# Instructions to train a Graph-Neural-Network tagger with the umami framework#

The following instructions are meant to give a guidline how to train and evaluate the Graph-Neural-Network (GNN) tagger. It is focused on the PFlow training. The repository for the tagger is here, and dedicated docs are available here

Further information on the GNN tagger is provided in the algorithms documentation here (access restricted to members of the ATLAS collaboration).

## Sample Preparation#

The first step is to obtain the samples for the training. All the samples are listed in MC-Samples.md. For the PFlow training only the ttbar and extended Z' samples from 2017 data taking period (MC16d) were used.

The training ntuples are produced using the training-dataset-dumper which dumps the jets from the PHYSVAL derivations directly into hdf5 files.

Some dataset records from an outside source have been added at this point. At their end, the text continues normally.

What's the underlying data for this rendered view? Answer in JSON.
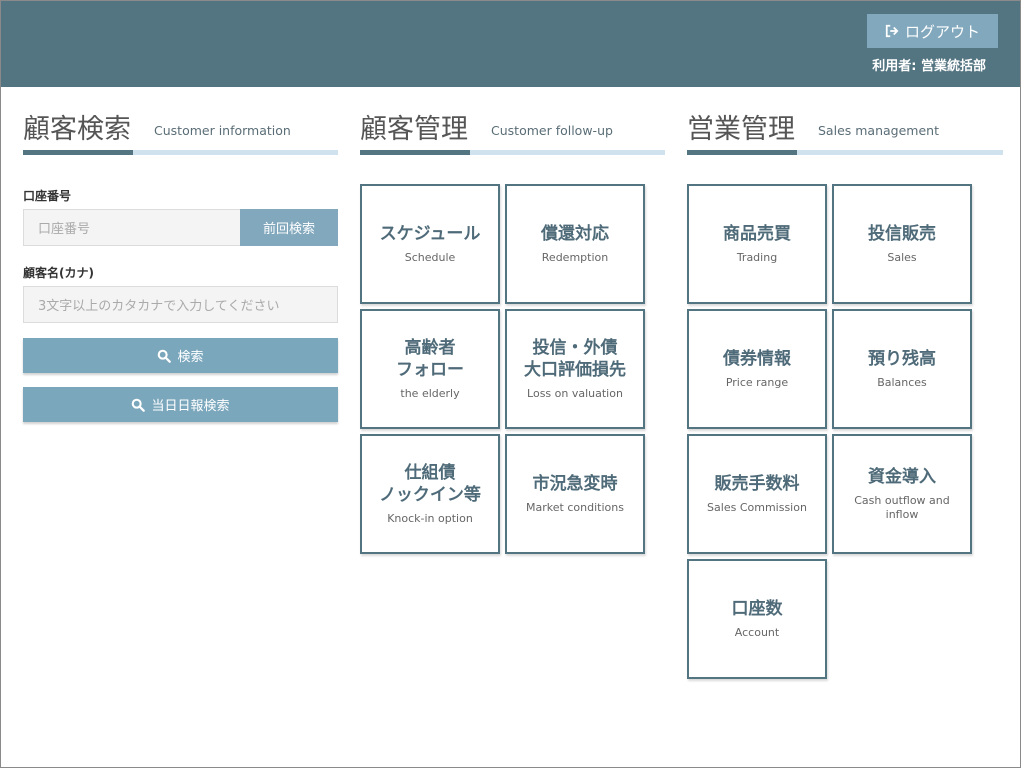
{
  "header": {
    "logout_label": "ログアウト",
    "user_label": "利用者: 営業統括部"
  },
  "sections": {
    "customer_search": {
      "title": "顧客検索",
      "subtitle": "Customer information"
    },
    "customer_management": {
      "title": "顧客管理",
      "subtitle": "Customer follow-up"
    },
    "sales_management": {
      "title": "営業管理",
      "subtitle": "Sales management"
    }
  },
  "search_form": {
    "account_label": "口座番号",
    "account_placeholder": "口座番号",
    "prev_search_label": "前回検索",
    "kana_label": "顧客名(カナ)",
    "kana_placeholder": "3文字以上のカタカナで入力してください",
    "search_label": "検索",
    "daily_report_label": "当日日報検索"
  },
  "customer_tiles": [
    {
      "jp": "スケジュール",
      "en": "Schedule"
    },
    {
      "jp": "償還対応",
      "en": "Redemption"
    },
    {
      "jp": "高齢者\nフォロー",
      "en": "the elderly"
    },
    {
      "jp": "投信・外債\n大口評価損先",
      "en": "Loss on valuation"
    },
    {
      "jp": "仕組債\nノックイン等",
      "en": "Knock-in option"
    },
    {
      "jp": "市況急変時",
      "en": "Market conditions"
    }
  ],
  "sales_tiles": [
    {
      "jp": "商品売買",
      "en": "Trading"
    },
    {
      "jp": "投信販売",
      "en": "Sales"
    },
    {
      "jp": "債券情報",
      "en": "Price range"
    },
    {
      "jp": "預り残高",
      "en": "Balances"
    },
    {
      "jp": "販売手数料",
      "en": "Sales Commission"
    },
    {
      "jp": "資金導入",
      "en": "Cash outflow and inflow"
    },
    {
      "jp": "口座数",
      "en": "Account"
    }
  ],
  "colors": {
    "header": "#537481",
    "button": "#82a8bd",
    "accent_bar": "#cfe2ee"
  }
}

The processed ntuples are also listed in the table in MC-Samples.md which can be used for training. If you want to dump your own samples, you should make sure you have the information used in the GNN config.

### Ntuple preparation#

After the previous step the ntuples need to be further processed. We can use different resampling approaches to achieve the same pt and eta distribution for all of the used flavour categories.

This processing can be done using the preprocessing capabilities of Umami via the preprocessing.py script.

For the GNN, we use the PFlow-Preprocessing-GNN.yaml config file, found here.